Airborne molecules can emit unique and subtle electromagnetic infrared “colors” as coherent, low-intensity, laser-like radiation. “The word laser refers to light because visible light lasers are the ones most commonly used by man. It is far easier, however, to lase molecules that have absorption bands in the infrared portion of the spectrum, and, as a matter of fact, there are far more possibilities for lasing infrared than visible radiation. This is true because it is easier to stimulate low-energy wavelengths than high-energy ones. X-ray and UV lasing require extremely high-energy pumping sources, whereas infrared usually requires only visible or near-UV pumping radiation...Scent, in my mind, is a fleeting-floating world of vapors that luminesce in many, many different infrared colors and can be amplified and collected by a scent organ such as the insect antenna. The antenna sensilla are tuned as a resonating system to these infrared frequencies. Accordingly, I coined the term “maser-like frequencies” for the scent infrared colors that we could not detect until the early 70s.”[2]

The antennae of the saturnid moth. Micrometer sensilla arrays, not visible in this photograph, cover the spines of the antennae and act as electromagnetic waveguides. Image Credit: Elizabeth A. Sellers, NBII Catalogue.

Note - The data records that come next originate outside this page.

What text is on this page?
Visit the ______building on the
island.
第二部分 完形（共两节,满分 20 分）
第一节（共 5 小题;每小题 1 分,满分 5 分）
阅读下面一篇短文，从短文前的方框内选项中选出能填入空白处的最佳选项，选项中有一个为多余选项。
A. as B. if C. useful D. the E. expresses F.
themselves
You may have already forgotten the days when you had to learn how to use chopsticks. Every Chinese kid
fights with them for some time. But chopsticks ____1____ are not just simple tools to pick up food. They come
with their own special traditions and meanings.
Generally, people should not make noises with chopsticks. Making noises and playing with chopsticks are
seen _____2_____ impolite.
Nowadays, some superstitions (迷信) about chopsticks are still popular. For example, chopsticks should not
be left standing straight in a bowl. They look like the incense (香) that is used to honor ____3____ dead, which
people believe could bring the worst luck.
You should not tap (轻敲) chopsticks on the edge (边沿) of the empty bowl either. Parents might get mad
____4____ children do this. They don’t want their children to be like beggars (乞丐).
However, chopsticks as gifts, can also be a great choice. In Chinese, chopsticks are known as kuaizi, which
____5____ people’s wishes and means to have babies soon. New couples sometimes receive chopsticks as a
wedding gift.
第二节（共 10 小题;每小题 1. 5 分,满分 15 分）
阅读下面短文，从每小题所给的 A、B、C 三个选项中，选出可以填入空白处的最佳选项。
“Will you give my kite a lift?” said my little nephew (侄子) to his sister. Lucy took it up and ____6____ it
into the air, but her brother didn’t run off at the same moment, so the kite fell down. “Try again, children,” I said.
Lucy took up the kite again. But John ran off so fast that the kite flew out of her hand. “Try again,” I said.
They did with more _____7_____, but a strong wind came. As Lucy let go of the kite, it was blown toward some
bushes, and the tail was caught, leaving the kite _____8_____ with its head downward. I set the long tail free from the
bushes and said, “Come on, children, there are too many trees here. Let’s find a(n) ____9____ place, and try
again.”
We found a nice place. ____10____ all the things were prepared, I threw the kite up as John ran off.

So, how do insects receive these frequencies? Oscillating gas molecules, be they pheromones or other organic scent molecules, disperse through the atmosphere and accumulate on or near the insect antennae (which have a static electric charge due to their waxy covering), transmitting their specific infrared frequencies down the sensilla antennae/waveguides. The frequency of the emitted infrared changes depending on the concentration and temperature of the gas (which cools as it disperses), thereby giving information about direction and distance to the emitting source, whether that source is a plant, a rotting carcass, or potential mate. Apparently, insects are also able to modulate the incoming frequencies through the beating of their wings and the attendant vibration of their antennae, and their constant rubbing of legs and antennae serve to improve their receptivity to the infrared frequencies, by clearing away debris and water moisture.

The implications of Callahan’s work for pest control, especially for agriculturally vulnerable places like Africa, are enormous. But so too the potential for advancing our understanding of the fundamental nature of electromagnetic radiation itself. For, while there is a close analogy between the man-made antennae used in electronic communication and those utilized in the insect world, the direct comparison extends only so far, given that living organisms are not simple tuned circuits. Further work on the interaction of infrared and other radiation with specifically biological processes will revolutionize our understanding of such radiative phenomena, which are currently defined solely according to measurements by abiotic instruments. However, Callahan’s discoveries already point to a partial reconciliation of “chemical” and “electromagnetic” effects, showing that the distinction—as in the case of scents—may not be as sharp as normally assumed.


1.) Callahan, Philip S., Tuning into Nature, Acres 1974

2.) Callahan, Philip S., Exploring the Spectrum, Acres 1994

3.) Callahan, Philip S., “Insects and the Battle of the Beams,” Fusion Magazine, Septemper-October 1985, pp. 27-37.